Tirer le rideau, en pleine gloire. Auréolé de trois macarons au Michelin , longtemps considéré comme « le meilleur » établissement du monde par le magazine britannique Restaurant, célébré à la Documenta de Kassel, manifestation d’art contemporain, Ferran Adrià a pourtant fermé les portes de son restaurant El Bulli, du côté de Figueras, en juillet dernier. Adrià n’a pas fermé pour cause de faillite. Jusque-là, El Bulli, c’étaient huit mille couverts par an sur les seuls six mois d’ouverture, uniquement au dîner, et plus de deux millions de demandes de réservation. Adrià a fermé pour se ressourcer, réinventer une fois de plus sa cuisine.

Inventer, innover, c’est la marque de fabrique du casseroleur catalan, chef de file d’une cuisine postmoderne contemporaine sans esbroufe, un cuisinier aux bases éprouvées, en transe ­d’inventivité. Adrià est celui qui a lancé la déconstruction. Soit un plat connu, avec ses ingrédients classiques, mais recomposé différemment en texture, en température et en présentation. Il est aussi le premier à utiliser le siphon non pour une chantilly mais pour des espumas (écumes), à effacer la frontière entre le sucré et le salé, cassant ainsi l’ordre d’un menu, à présenter le verre comme un contenant à part entière, moulant sans moule, permettant de jouer, une fois de plus, sur les températures et les superpositions.

Tel est notamment le « palmarès » d’un cuisinier hors des clous, retracé par Jean-Paul Jouary, ­philosophe.
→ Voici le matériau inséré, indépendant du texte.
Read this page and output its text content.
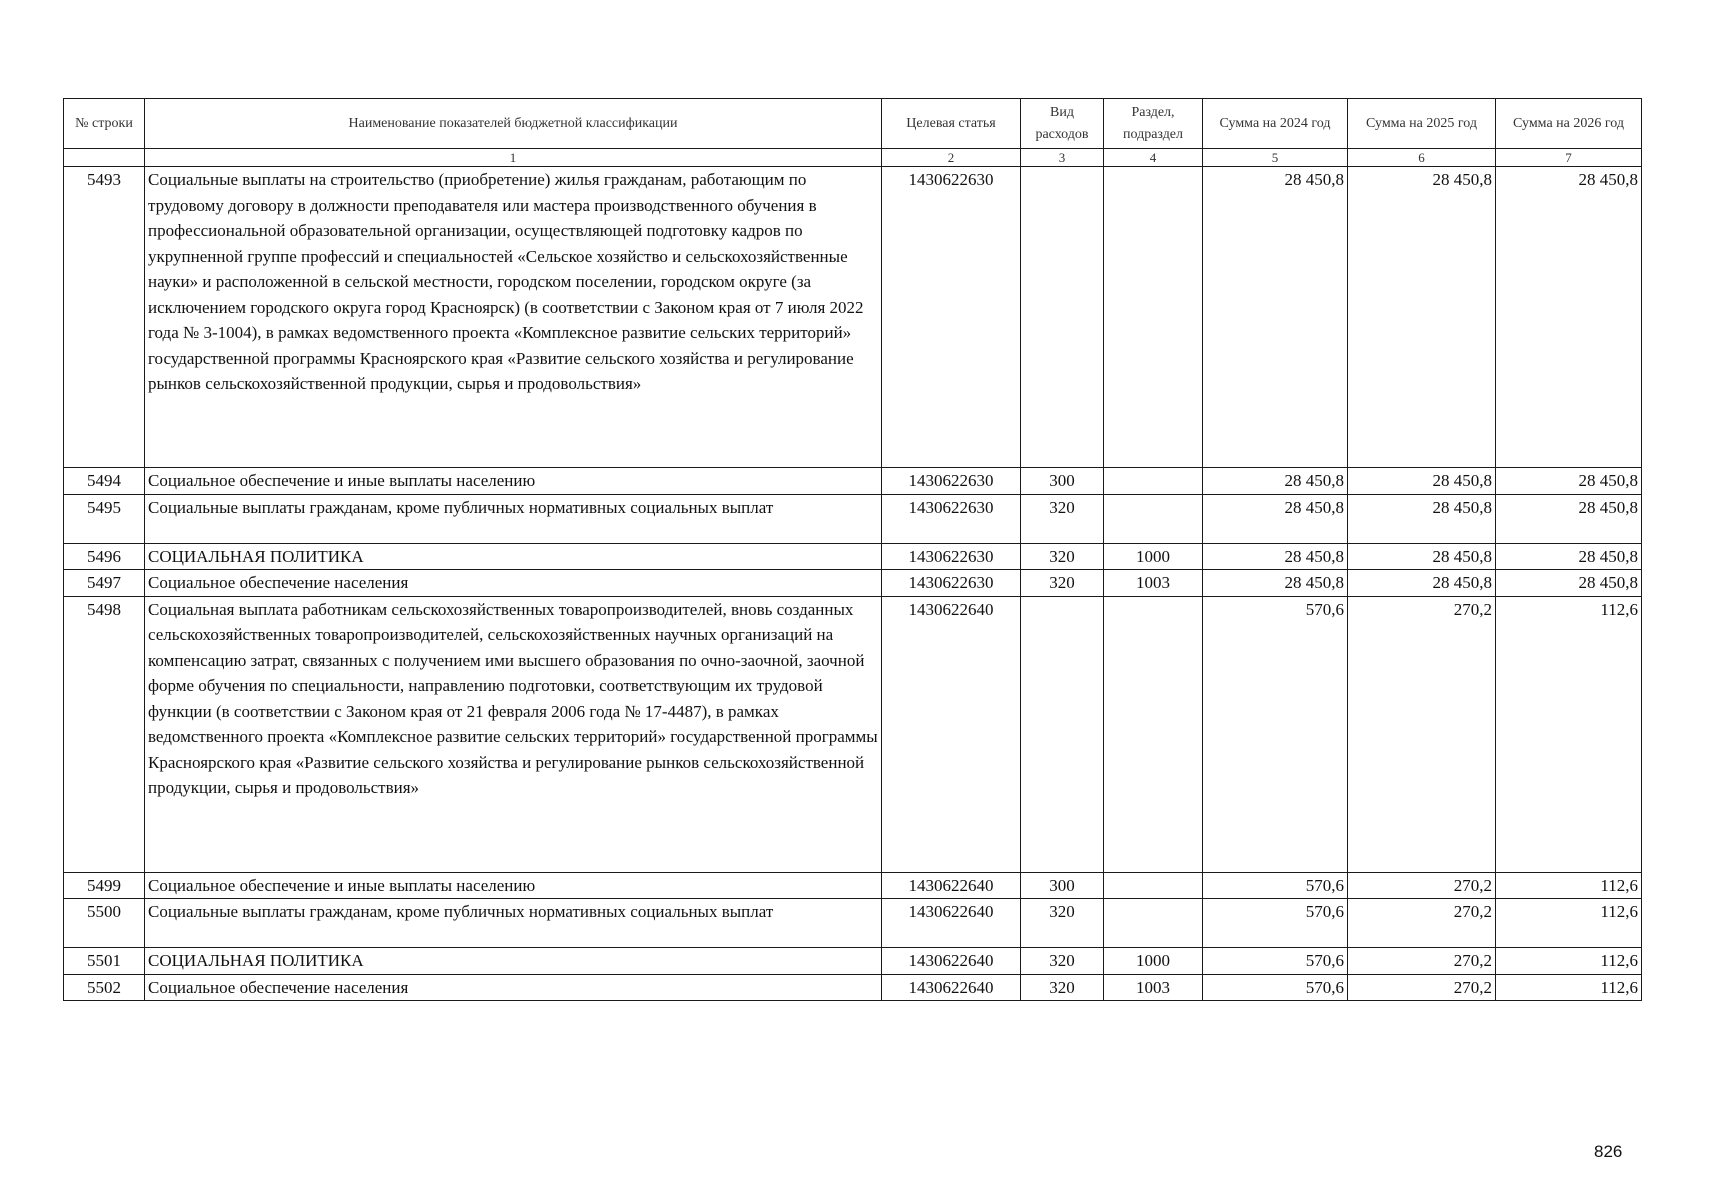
№ строки	Наименование показателей бюджетной классификации	Целевая статья	Вид расходов	Раздел, подраздел	Сумма на 2024 год	Сумма на 2025 год	Сумма на 2026 год
	1	2	3	4	5	6	7
5493	Социальные выплаты на строительство (приобретение) жилья гражданам, работающим по трудовому договору в должности преподавателя или мастера производственного обучения в профессиональной образовательной организации, осуществляющей подготовку кадров по укрупненной группе профессий и специальностей «Сельское хозяйство и сельскохозяйственные науки» и расположенной в сельской местности, городском поселении, городском округе (за исключением городского округа город Красноярск) (в соответствии с Законом края от 7 июля 2022 года № 3-1004), в рамках ведомственного проекта «Комплексное развитие сельских территорий» государственной программы Красноярского края «Развитие сельского хозяйства и регулирование рынков сельскохозяйственной продукции, сырья и продовольствия»	1430622630			28 450,8	28 450,8	28 450,8
5494	Социальное обеспечение и иные выплаты населению	1430622630	300		28 450,8	28 450,8	28 450,8
5495	Социальные выплаты гражданам, кроме публичных нормативных социальных выплат	1430622630	320		28 450,8	28 450,8	28 450,8
5496	СОЦИАЛЬНАЯ ПОЛИТИКА	1430622630	320	1000	28 450,8	28 450,8	28 450,8
5497	Социальное обеспечение населения	1430622630	320	1003	28 450,8	28 450,8	28 450,8
5498	Социальная выплата работникам сельскохозяйственных товаропроизводителей, вновь созданных сельскохозяйственных товаропроизводителей, сельскохозяйственных научных организаций на компенсацию затрат, связанных с получением ими высшего образования по очно-заочной, заочной форме обучения по специальности, направлению подготовки, соответствующим их трудовой функции (в соответствии с Законом края от 21 февраля 2006 года № 17-4487), в рамках ведомственного проекта «Комплексное развитие сельских территорий» государственной программы Красноярского края «Развитие сельского хозяйства и регулирование рынков сельскохозяйственной продукции, сырья и продовольствия»	1430622640			570,6	270,2	112,6
5499	Социальное обеспечение и иные выплаты населению	1430622640	300		570,6	270,2	112,6
5500	Социальные выплаты гражданам, кроме публичных нормативных социальных выплат	1430622640	320		570,6	270,2	112,6
5501	СОЦИАЛЬНАЯ ПОЛИТИКА	1430622640	320	1000	570,6	270,2	112,6
5502	Социальное обеспечение населения	1430622640	320	1003	570,6	270,2	112,6
826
Qui dresse une espèce d’hommage tourné vers le passé, puisque le restaurant est fermé, et en même temps une ­promesse d’avenir (puisqu’il rouvrira un jour). Non sans tomber dans l’admiration et inscrire le chef en artiste. Si Ferran Adrià « refuse de poser la question de savoir si ce qu’il crée relève ou non de l’art » , l’auteur y répond, affirmativement. Convoquant successivement Mozart, Vélasquez, les impressionnistes incompris, Picasso et Tapiès (en voisin), jusqu’à faire correspondre la déconstruction derridienne avec celle d’Adrià.
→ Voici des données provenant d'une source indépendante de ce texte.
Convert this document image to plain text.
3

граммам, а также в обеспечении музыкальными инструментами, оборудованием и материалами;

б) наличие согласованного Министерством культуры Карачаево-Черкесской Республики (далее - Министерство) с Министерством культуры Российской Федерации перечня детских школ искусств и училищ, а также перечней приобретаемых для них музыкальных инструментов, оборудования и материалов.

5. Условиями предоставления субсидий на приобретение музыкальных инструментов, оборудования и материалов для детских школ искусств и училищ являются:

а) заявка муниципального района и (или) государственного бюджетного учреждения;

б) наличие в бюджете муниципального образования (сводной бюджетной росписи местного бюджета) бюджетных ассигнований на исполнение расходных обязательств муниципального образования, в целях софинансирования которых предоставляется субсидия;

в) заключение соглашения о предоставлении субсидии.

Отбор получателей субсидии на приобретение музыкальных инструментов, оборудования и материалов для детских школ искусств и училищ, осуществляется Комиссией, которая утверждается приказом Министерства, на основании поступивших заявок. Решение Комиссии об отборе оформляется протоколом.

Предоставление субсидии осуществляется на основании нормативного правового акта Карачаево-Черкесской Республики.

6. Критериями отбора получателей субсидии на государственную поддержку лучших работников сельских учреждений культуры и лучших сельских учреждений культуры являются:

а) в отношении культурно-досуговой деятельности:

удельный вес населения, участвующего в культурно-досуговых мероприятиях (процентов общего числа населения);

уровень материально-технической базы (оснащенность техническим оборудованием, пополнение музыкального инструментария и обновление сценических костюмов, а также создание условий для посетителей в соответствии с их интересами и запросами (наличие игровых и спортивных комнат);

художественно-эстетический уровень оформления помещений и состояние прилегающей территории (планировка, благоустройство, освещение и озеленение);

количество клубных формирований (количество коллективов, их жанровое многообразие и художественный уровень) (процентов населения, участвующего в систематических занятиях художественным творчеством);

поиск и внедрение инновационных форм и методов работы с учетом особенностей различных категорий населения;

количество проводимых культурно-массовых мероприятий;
C’est un peu beaucoup, et faire passer le (ou les) cuisinier(s) au rang d’artiste, c’est oublier qu’il y a un seul Ménines de Vélasquez, contre 40 à 50 couverts identiques par service. Ça n’enlève rien à la créativité d’un cuisinier. Il s’agirait plutôt d’appréhender la cuisine en toute humilité, pour ce qu’elle est, une affaire de bouche, quand bien même elle contient des dimensions historiques et culturelles.